The descriptive drawing class with Chris Zelinsky at UArts, I was pursuing my BFA in Multimedia and Communications, was probably my most transformative drawing instruction. For the first month we drew simple shapes like squares, circles, and cubes, after we had finger painted abstracts on newsprint with tempera paint to opera for an hour. Chris Zelinsky understood that if we got our brains into an alpha state through abstract thought, we would be able to tap into the technical aspects of drawing descriptively more freely. One day a student challenged her to do what she was asking us to do, draw perfect circles. She sat in his seat, used his tools and drew a perfect circle.

Drawing, DoN Brewer

DrawingDoN Brewercolored pencil on Canson Mi-Teintes Pastel Assorted Pad 12 in. x 16 in.

I have been away from drawing for a while but this past Summer I began going to the Thursday evening art workshops at The Plastic Club. The first twenty minutes of the three hour session are five minute poses followed by twenty minute poses with ten minute breaks. Each of these drawings are two twenty minute poses, but I find that if I really tough it out and stay until the end, because it can get very tiring, my last drawing is usually the most expressive.

Returning to drawing after a five year dry spell is satisfying and fulfilling. Even if no one ever sees the sketches, the feeling of accomplishment and self control inspires me to keep drawing. Another reason to draw again is learning of the ALS diagnosis of my friend Jay Smith.
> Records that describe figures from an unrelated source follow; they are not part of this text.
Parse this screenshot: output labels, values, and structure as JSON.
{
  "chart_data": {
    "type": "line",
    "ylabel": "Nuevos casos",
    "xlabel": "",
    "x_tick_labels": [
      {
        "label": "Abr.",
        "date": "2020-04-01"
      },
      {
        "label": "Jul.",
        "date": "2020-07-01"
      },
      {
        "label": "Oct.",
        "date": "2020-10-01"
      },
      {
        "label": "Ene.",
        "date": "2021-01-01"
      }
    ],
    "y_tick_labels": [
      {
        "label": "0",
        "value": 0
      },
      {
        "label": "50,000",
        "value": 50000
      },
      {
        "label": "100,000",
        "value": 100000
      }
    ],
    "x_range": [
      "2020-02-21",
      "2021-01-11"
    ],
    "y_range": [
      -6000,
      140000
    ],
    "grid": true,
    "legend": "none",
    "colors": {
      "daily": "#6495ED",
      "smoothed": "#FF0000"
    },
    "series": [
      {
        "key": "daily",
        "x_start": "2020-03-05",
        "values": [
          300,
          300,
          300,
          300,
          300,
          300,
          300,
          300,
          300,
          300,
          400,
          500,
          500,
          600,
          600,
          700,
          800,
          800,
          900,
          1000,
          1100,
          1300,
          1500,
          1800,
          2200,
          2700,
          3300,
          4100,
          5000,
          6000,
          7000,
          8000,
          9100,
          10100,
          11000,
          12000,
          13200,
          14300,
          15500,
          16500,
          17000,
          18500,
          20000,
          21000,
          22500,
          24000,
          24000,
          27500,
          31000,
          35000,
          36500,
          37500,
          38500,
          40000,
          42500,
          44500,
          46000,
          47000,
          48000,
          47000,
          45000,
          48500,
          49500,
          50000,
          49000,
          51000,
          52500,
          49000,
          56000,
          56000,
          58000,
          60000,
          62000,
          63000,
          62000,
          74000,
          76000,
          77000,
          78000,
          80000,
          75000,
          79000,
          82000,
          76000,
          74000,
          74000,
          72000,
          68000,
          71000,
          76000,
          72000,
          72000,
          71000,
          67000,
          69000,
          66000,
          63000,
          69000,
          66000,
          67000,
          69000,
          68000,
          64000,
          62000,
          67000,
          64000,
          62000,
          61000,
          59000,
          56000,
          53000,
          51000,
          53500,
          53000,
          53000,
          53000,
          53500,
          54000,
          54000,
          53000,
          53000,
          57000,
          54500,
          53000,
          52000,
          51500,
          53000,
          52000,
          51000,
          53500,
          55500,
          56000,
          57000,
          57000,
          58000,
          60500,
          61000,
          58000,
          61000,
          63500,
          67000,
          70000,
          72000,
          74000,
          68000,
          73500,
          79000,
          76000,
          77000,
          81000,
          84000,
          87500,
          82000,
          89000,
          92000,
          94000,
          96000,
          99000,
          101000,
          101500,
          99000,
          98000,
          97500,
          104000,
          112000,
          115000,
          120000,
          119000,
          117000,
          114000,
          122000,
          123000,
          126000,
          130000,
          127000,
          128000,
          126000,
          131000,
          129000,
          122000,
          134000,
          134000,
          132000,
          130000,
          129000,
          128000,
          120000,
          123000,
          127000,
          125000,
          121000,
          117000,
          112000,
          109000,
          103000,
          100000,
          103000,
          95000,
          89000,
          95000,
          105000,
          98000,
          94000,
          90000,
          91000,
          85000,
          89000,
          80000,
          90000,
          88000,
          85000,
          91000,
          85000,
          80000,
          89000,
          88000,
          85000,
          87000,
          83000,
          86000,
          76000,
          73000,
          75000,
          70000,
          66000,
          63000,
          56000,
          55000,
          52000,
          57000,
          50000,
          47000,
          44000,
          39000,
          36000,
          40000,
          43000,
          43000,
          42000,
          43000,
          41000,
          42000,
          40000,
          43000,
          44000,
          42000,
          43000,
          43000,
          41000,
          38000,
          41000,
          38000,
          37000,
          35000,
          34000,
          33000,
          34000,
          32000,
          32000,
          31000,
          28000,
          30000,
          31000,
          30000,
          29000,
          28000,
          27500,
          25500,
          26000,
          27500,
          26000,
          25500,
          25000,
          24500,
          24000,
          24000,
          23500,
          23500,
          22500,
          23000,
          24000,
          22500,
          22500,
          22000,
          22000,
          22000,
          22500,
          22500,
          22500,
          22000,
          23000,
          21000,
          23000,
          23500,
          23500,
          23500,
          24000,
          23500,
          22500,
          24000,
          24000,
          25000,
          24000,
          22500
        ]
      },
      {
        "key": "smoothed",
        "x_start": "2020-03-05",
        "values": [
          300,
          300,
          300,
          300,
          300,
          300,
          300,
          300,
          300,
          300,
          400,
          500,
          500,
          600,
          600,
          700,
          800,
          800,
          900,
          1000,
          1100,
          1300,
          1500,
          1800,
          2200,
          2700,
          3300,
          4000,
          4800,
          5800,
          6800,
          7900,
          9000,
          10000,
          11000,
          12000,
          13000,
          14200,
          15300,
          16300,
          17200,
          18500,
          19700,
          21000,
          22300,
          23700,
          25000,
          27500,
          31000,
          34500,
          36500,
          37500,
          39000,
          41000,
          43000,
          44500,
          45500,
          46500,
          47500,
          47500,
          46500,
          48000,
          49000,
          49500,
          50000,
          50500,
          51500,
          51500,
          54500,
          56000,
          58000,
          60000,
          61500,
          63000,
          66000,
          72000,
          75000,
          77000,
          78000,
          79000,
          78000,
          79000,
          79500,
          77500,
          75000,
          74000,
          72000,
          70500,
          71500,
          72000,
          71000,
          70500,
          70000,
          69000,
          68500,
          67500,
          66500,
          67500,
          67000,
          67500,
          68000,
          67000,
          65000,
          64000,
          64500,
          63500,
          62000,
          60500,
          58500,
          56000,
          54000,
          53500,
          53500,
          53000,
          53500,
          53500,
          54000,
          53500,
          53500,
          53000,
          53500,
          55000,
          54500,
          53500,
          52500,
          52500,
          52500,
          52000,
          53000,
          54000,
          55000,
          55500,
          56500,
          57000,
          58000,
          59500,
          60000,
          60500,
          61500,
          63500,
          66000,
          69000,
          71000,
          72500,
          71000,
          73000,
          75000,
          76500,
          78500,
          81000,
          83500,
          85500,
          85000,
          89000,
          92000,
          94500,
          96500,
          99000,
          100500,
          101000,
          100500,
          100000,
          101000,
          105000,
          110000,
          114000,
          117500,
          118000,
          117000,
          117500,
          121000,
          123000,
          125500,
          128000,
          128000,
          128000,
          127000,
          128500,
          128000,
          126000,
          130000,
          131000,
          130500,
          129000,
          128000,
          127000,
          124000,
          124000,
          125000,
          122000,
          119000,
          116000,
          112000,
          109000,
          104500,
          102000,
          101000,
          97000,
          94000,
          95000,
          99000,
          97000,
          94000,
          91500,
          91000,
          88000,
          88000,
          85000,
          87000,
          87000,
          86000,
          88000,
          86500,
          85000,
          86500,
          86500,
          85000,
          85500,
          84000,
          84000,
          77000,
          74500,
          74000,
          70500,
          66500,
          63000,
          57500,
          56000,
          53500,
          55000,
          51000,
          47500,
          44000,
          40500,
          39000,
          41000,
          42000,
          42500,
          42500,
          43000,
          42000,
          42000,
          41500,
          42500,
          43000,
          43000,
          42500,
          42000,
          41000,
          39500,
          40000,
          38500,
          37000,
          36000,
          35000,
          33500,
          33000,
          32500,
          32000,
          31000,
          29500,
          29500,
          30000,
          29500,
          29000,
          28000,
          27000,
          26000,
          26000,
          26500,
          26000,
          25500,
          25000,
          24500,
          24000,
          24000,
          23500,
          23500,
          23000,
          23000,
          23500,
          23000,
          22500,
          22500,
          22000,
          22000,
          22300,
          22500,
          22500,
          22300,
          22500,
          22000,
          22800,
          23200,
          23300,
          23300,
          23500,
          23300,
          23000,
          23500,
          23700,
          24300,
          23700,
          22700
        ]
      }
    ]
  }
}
One day last Spring Jay was awarded the Popular Science Inventor of the Year Award in the morning and learned his fate in the afternoon. Soon Jay began to lose motor control of his hands and his speech is becoming slurred. As artists our role is to communicate, I often joke that if the power grid goes down artists will become the tribe leaders because they can communicate ideas with simple tools. Drawing is a way to test my power grid, making sure I still have motor control and can see to communicate effectively. Jay inspires me to take advantage of my skills.

Drawing, DoN Brewer

DrawingDoN Brewer

Drawing, DoN Brewer

My friend Bob Bohne inspired me to get my tools together in an easy to carry, ready to go, messenger bag. My super-kawaii pencil box holds all my basic tools: solid graphite pencils, HB lead pencils, Prismacolor, Eagle, Caran D’Ache colored pencils in a limited palette of sanguine, rouge anglais, granite rose, gray, black and white. The gum eraser is used to remove mistakes and add highlights, I’ve had the blob of gum for decades and enjoy coaxing it back to life, warming and squeezing the eraser in in my hands. The black box is filled with a variety of red, brown and white pencils and the blue box holds assorted colored pencils and tools. In my studio I have hundreds more pencils I’ve collected over time, enough pencils to make drawings for the rest of my life.